Education nationale : Un sabotage organisé

education ministere_0Le secteur de l’éducation nationale est incontestablement l’un des plus malades du pays. Inutile de décompter les problèmes structurels pour s’en convaincre. C’est un secret de Polichinelle que rien ne va dans cette école mauritanienne dévoyée. C’est finalement une impression d’un sabotage organisé aussi bien  au niveau central que régional. Chacun fait ce qu’il veut. Les dernières missions organisées par le ministère ont au moins démontré que des milliers d’enseignants (professeurs et instituteurs) sont totalement en dehors du circuit, mais continuent néanmoins à percevoir leurs salaires et indemnités.
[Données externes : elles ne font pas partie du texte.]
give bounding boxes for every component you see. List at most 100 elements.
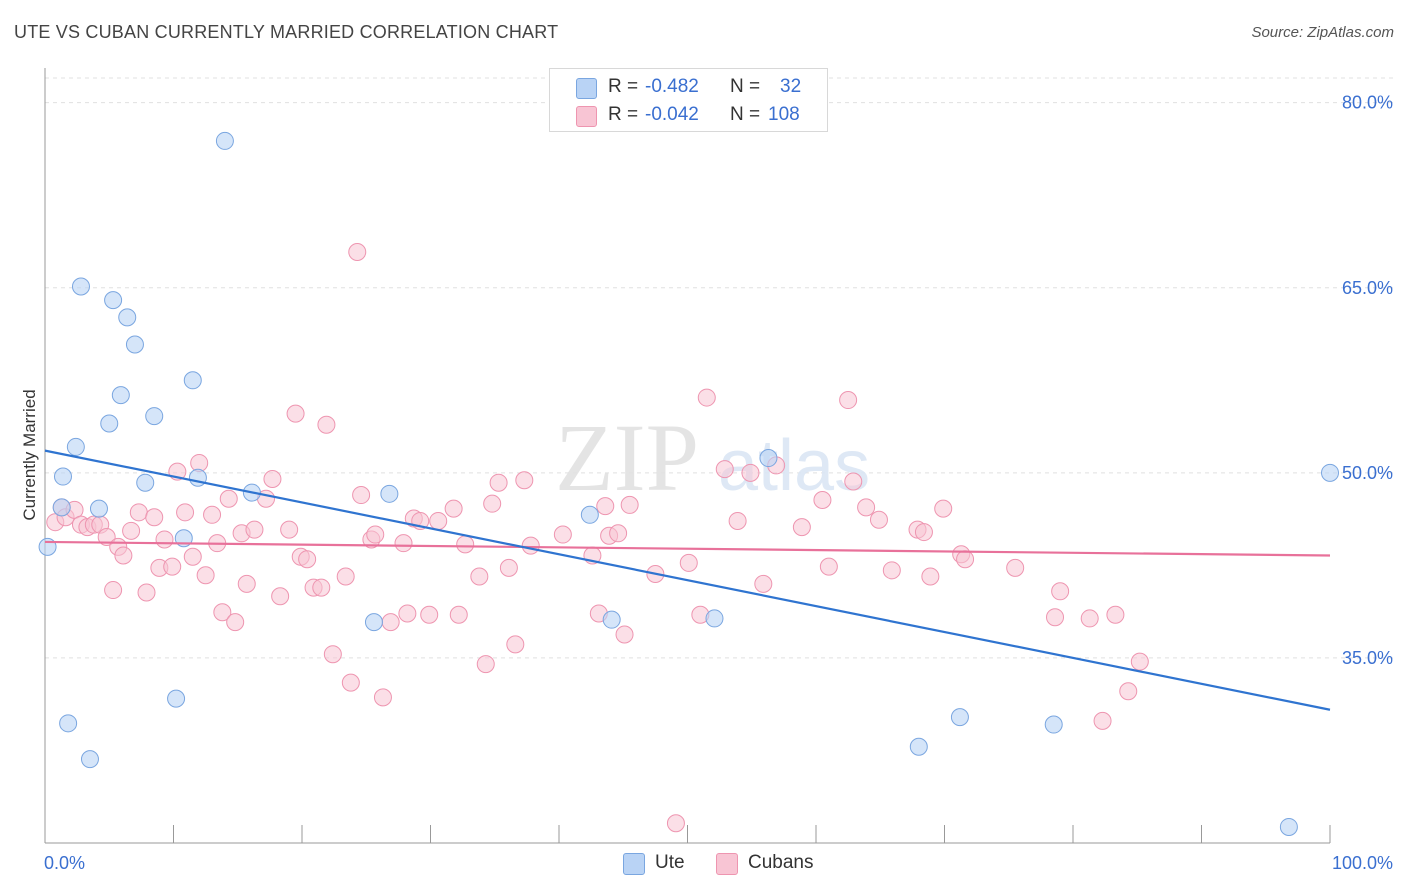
- cubans-point: [373, 688, 392, 707]
- cubans-point: [97, 528, 116, 546]
- ute-point: [66, 437, 85, 456]
- ute-point: [1044, 715, 1063, 734]
- cubans-point: [456, 535, 475, 554]
- legend-item-cubans[interactable]: Cubans: [716, 852, 826, 876]
- cubans-point: [280, 520, 299, 539]
- stats-row-cuban: R = -0.042 N = 108: [550, 102, 827, 130]
- ute-point: [1279, 817, 1298, 836]
- ute-point: [580, 505, 599, 524]
- cubans-point: [348, 242, 367, 261]
- cuban-swatch: [576, 106, 597, 127]
- ute-r-label: R =: [608, 76, 639, 97]
- ute-n-value: 32: [780, 76, 802, 97]
- cubans-point: [104, 581, 123, 600]
- tick-labels: 35.0% 50.0% 65.0% 80.0% 0.0% 100.0%: [44, 93, 1393, 873]
- ute-point: [909, 737, 928, 756]
- cubans-point: [263, 470, 282, 489]
- cubans-point: [609, 524, 628, 543]
- cubans-point: [792, 518, 811, 537]
- ute-point: [100, 414, 119, 433]
- ute-point: [380, 484, 399, 503]
- ute-point: [52, 498, 71, 517]
- cuban-n-label: N =: [730, 104, 761, 125]
- cubans-trend-line: [44, 540, 1331, 557]
- cubans-point: [754, 574, 773, 593]
- y-tick-label: 35.0%: [1342, 648, 1393, 668]
- cubans-point: [869, 510, 888, 529]
- ute-point: [118, 308, 137, 327]
- stats-row-ute: R = -0.482 N = 32: [550, 74, 827, 102]
- cubans-point: [620, 495, 639, 514]
- cubans-point: [219, 489, 238, 508]
- cubans-point: [129, 503, 148, 522]
- cubans-point: [679, 553, 698, 572]
- cubans-point: [934, 499, 953, 518]
- y-axis-label: Currently Married: [20, 389, 39, 521]
- cubans-point: [476, 655, 495, 674]
- cuban-r-label: R =: [608, 104, 639, 125]
- cubans-point: [317, 415, 336, 434]
- cubans-point: [312, 578, 331, 597]
- ute-point: [59, 714, 78, 733]
- cubans-point: [470, 567, 489, 586]
- cubans-point: [728, 511, 747, 530]
- cubans-points: [46, 242, 1149, 833]
- cubans-point: [921, 567, 940, 586]
- cubans-point: [813, 490, 832, 509]
- legend-cubans-swatch: [716, 853, 738, 875]
- cubans-point: [1106, 605, 1125, 624]
- source-label: Source: ZipAtlas.com: [1251, 24, 1394, 41]
- cubans-point: [596, 497, 615, 516]
- cubans-point: [213, 603, 232, 622]
- ute-point: [71, 277, 90, 296]
- ute-point: [215, 131, 234, 150]
- watermark-zip: ZIP: [555, 404, 699, 511]
- watermark-atlas: atlas: [718, 426, 870, 506]
- cubans-point: [176, 503, 195, 522]
- cubans-point: [137, 583, 156, 602]
- grid-lines: [45, 77, 1393, 659]
- ute-swatch: [576, 78, 597, 99]
- cubans-point: [1006, 558, 1025, 577]
- cubans-point: [271, 587, 290, 606]
- cubans-point: [553, 525, 572, 544]
- cubans-point: [666, 814, 685, 833]
- cubans-point: [444, 499, 463, 518]
- cubans-point: [381, 613, 400, 632]
- cubans-point: [956, 550, 975, 569]
- cubans-point: [245, 520, 264, 539]
- ute-points: [38, 131, 1339, 836]
- y-tick-label: 80.0%: [1342, 93, 1393, 113]
- cubans-point: [521, 536, 540, 555]
- ute-point: [104, 291, 123, 310]
- legend-item-ute[interactable]: Ute: [623, 852, 703, 876]
- ute-trend-line: [44, 449, 1331, 711]
- cubans-point: [839, 391, 858, 410]
- ute-point: [145, 407, 164, 426]
- cubans-point: [341, 673, 360, 692]
- cubans-point: [741, 463, 760, 482]
- legend-cubans-label: Cubans: [748, 852, 814, 873]
- cubans-point: [499, 558, 518, 577]
- ute-point: [89, 499, 108, 518]
- ute-point: [183, 371, 202, 390]
- ute-n-label: N =: [730, 76, 761, 97]
- cubans-point: [394, 534, 413, 553]
- x-tick-label: 100.0%: [1332, 853, 1393, 873]
- cubans-point: [1093, 711, 1112, 730]
- cubans-point: [1080, 609, 1099, 628]
- cubans-point: [122, 521, 141, 540]
- cubans-point: [298, 550, 317, 569]
- cubans-point: [366, 525, 385, 544]
- cubans-point: [1119, 682, 1138, 701]
- cubans-point: [506, 635, 525, 654]
- axes: [44, 68, 1331, 844]
- cubans-point: [336, 567, 355, 586]
- ute-r-value: -0.482: [645, 76, 699, 97]
- cubans-point: [398, 604, 417, 623]
- ute-point: [705, 609, 724, 628]
- ute-point: [1321, 463, 1339, 482]
- cubans-point: [114, 546, 133, 565]
- x-tick-label: 0.0%: [44, 853, 85, 873]
- legend-ute-swatch: [623, 853, 645, 875]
Avec la bénédiction et la complicité de hauts responsables de ce ridicule ministère. Chaque personnalité influente a ses protégés. Du ministre au planton. Même les personnes externes ont leur mot à dire : Les généraux, les élus, les notables. Les déséquilibres des ressources humaines et les disfonctionnements pédagogiques qu’ils occasionnent sont les conséquences directes de ces indésirables incursions et interférences. Au niveau central, chaque direction cache des centaines de fonctionnaires dont certains n’ont jamais servi plus de deux à trois ans. Chaque direction régionale de l’éducation et inspection départementale a ses hommes et femmes invisibles sauf en période de contrôle. Comment comprendre que le personnel d’une petite inspection puisse être de plusieurs dizaines dont une junte féminine aux rôles imprécis face à des hommes aux desseins inavoués. En plus de tous ces avatars, deux autres facteurs qui mouillent davantage l’argile viennent s’ajouter : L’envoi massif d’instituteurs (généralement les meilleurs et les plus expérimentés) comme conseillers pédagogiques ou attachés administratifs. Une hérésie inventée par Ahmed Ould Baye pour contenir le mécontentement des centaines de surveillants généraux reversés au fondamental par les établissements du secondaire. Puis le recrutement intempestif de milliers de contractuels généralement sans niveau ni compétence pour palier au manque engendré par ce sabotage officiel de l’enseignement. La reforme du système éducatif ne se décrète pas. C’est un choix qui a un prix. En termes d’amélioration substantielle des conditions de travail des enseignants, de suivi administratif rigoureux de leur gestion et de mesures strictes imposées aux plus hautes autorités ayant en charge le pilotage de cet important secteur social.